Ce rapide portrait de l’emploi sur les deux années  passées confirme bien la tendance de l’économie française. L’abandon de l’industrie française s’est  accélérée avec la crise financière et se poursuit à un rythme soutenu. Le recours à la création d’emplois  précaires tend à remplacer le recours aux emplois stables. La crise financière de 2008 aura servi à amplifier le phénomène.

(1) En application de la définition internationale adoptée en 1982 par le Bureau international du travail (BiT), un chômeur est une personne en âge de travailler (15 ans ou plus) qui répond simultanément à trois conditions :

– être sans emploi, c’est-à-dire ne pas avoir travaillé, ne serait-ce qu’une heure, durant une semaine de référence ;

– être disponible pour prendre un emploi dans les 15 jours ;

– avoir cherché activement un emploi dans le mois précédent ou en avoir trouvé un qui commence dans moins de trois mois.

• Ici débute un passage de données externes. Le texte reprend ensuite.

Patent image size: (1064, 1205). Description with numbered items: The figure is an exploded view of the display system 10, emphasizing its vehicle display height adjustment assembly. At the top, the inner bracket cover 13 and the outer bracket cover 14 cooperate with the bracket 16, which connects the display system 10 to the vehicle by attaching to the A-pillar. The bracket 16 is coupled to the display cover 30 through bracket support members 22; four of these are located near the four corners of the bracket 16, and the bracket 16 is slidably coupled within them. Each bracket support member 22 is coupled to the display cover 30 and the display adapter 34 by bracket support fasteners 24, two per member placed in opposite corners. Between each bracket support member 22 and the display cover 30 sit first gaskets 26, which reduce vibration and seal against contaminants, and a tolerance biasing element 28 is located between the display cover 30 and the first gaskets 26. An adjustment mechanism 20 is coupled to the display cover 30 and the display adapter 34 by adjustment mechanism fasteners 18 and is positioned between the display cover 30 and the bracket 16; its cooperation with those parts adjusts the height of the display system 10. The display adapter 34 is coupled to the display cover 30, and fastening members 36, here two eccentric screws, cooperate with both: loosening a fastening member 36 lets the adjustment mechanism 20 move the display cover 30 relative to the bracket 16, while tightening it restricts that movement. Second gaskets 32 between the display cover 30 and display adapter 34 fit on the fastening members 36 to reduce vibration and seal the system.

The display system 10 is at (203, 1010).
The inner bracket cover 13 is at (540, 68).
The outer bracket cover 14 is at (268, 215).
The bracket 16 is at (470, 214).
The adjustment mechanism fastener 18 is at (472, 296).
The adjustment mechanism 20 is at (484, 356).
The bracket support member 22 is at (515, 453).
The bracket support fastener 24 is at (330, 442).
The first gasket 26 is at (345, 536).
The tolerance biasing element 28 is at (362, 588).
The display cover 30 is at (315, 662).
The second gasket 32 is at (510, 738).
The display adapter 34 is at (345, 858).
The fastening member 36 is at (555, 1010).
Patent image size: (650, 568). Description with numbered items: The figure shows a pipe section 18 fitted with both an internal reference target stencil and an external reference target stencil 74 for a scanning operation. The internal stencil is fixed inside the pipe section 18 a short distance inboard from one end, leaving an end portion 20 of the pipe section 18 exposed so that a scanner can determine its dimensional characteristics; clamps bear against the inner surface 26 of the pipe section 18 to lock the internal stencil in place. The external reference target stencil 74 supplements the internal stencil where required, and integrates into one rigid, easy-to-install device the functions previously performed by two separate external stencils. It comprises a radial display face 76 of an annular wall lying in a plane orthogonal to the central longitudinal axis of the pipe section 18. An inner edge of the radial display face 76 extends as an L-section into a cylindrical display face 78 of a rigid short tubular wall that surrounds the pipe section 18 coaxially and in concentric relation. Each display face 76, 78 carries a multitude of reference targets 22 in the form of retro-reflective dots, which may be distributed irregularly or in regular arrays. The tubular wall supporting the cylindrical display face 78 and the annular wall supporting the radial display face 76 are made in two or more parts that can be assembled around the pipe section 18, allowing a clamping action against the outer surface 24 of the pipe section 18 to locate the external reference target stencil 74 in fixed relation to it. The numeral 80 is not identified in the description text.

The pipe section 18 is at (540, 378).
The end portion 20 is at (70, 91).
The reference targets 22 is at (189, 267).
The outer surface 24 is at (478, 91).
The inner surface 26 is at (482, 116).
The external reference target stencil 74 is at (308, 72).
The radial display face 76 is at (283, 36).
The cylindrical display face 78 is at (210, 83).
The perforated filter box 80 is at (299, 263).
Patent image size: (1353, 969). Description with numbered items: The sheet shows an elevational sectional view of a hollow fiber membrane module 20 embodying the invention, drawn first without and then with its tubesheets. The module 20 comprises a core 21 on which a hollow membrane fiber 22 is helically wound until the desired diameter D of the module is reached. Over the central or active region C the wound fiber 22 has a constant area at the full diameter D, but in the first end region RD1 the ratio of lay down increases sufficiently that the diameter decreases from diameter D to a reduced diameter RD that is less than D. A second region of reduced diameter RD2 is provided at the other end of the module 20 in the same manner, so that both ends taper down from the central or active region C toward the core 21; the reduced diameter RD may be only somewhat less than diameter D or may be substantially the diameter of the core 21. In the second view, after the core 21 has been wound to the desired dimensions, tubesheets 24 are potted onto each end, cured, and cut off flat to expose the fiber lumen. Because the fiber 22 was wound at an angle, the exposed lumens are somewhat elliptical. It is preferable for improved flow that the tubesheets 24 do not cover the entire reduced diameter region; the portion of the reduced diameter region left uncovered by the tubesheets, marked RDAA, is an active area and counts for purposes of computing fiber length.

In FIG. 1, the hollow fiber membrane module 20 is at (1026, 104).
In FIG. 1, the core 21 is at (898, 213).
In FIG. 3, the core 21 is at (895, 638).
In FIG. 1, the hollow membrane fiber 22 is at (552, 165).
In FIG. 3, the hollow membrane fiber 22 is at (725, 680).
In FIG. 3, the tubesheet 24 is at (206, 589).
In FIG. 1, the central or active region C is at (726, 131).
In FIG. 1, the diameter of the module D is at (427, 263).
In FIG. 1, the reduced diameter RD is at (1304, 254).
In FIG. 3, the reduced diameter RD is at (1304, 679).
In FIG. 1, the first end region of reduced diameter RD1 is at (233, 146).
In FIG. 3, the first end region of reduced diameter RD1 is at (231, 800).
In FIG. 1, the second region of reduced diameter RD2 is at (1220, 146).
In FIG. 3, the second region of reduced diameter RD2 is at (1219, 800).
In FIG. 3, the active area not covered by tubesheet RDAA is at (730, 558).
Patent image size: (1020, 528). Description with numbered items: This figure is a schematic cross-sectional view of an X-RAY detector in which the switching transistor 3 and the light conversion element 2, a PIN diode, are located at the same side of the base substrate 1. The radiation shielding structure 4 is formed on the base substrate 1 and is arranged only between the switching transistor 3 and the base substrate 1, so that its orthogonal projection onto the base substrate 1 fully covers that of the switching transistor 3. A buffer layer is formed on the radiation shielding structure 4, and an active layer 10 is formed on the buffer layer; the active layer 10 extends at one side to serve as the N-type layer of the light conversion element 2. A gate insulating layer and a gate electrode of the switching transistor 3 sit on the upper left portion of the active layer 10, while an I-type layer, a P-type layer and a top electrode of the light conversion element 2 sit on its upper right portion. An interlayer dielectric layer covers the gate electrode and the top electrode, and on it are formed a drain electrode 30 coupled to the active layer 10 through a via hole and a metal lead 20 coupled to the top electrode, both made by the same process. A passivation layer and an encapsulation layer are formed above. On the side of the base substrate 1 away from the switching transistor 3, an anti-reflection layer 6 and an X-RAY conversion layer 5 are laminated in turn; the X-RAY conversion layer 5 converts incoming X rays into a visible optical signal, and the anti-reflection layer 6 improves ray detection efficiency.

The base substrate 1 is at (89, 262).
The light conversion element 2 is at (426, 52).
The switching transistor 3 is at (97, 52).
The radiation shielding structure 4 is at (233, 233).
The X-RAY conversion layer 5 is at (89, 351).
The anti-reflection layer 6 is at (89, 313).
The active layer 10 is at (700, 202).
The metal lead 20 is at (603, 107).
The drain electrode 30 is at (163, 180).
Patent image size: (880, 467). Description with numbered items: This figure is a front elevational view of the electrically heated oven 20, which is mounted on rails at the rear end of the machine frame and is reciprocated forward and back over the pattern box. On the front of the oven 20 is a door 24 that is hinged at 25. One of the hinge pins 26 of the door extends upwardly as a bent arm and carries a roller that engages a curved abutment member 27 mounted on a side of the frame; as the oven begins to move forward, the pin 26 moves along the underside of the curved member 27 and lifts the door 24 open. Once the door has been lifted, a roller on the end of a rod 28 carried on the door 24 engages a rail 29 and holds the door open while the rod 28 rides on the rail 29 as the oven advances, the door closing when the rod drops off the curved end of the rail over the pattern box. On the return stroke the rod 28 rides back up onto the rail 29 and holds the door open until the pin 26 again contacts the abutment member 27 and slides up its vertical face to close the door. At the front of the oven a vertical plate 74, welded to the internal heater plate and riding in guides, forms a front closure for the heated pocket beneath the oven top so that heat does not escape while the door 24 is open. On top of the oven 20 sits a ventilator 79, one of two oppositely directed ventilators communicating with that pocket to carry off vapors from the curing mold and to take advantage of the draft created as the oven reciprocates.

il est à noter que les catégories de chômeurs au sens du BiT ne sont pas toujours les mêmes que ceux au sens de Pôle Emploi. On peut être chômeur au sens du BiT et pas chômeur au sens de Pôle emploi (ex : les radiés de Pôle emploi, les SDF…). Et inversement (ex : les chômeurs en sous-activité, RSa…).

(2) Les demandeurs d’emploi inscrits à Pôle emploi sont regroupés en différentes catégories. Conformément aux recommandations du rapport  du Cnis sur la définition d’indicateurs en matière d’emploi, de chômage, de sous-emploi et de précarité de l’emploi (juin 2008), la Dares et Pôle  emploi présentent à des  fins d’analyse statistique les données sur les demandeurs d’emploi inscrits à Pôle emploi en fonction des catégories suivantes :

– catégorie a : demandeurs d’emploi tenus de faire des actes positifs de recherche d’emploi, sans emploi ;

– catégorie B : demandeurs d’emploi tenus de faire des actes positifs de recherche d’emploi, ayant exercé une activité réduite courte (de

78 heures ou moins au cours du mois) ;

– catégorie C : demandeurs d’emploi tenus de faire des actes positifs de recherche d’emploi, ayant exercé une activité réduite longue (de plus de 78 heures au cours du mois) ;

– catégorie D : demandeurs d’emploi non tenus de faire des actes positifs de recherche d’emploi (en raison d’un stage, d’une formation, d’une maladie…), sans emploi ;

– catégorie E : demandeurs d’emploi non tenus de faire des actes positifs de recherche d’emploi, en emploi (par exemple : bénéficiaires de contrats aidés).

(3) Taux d’emploi : rapport entre le nombre de personnes ayant un emploi et la population totale.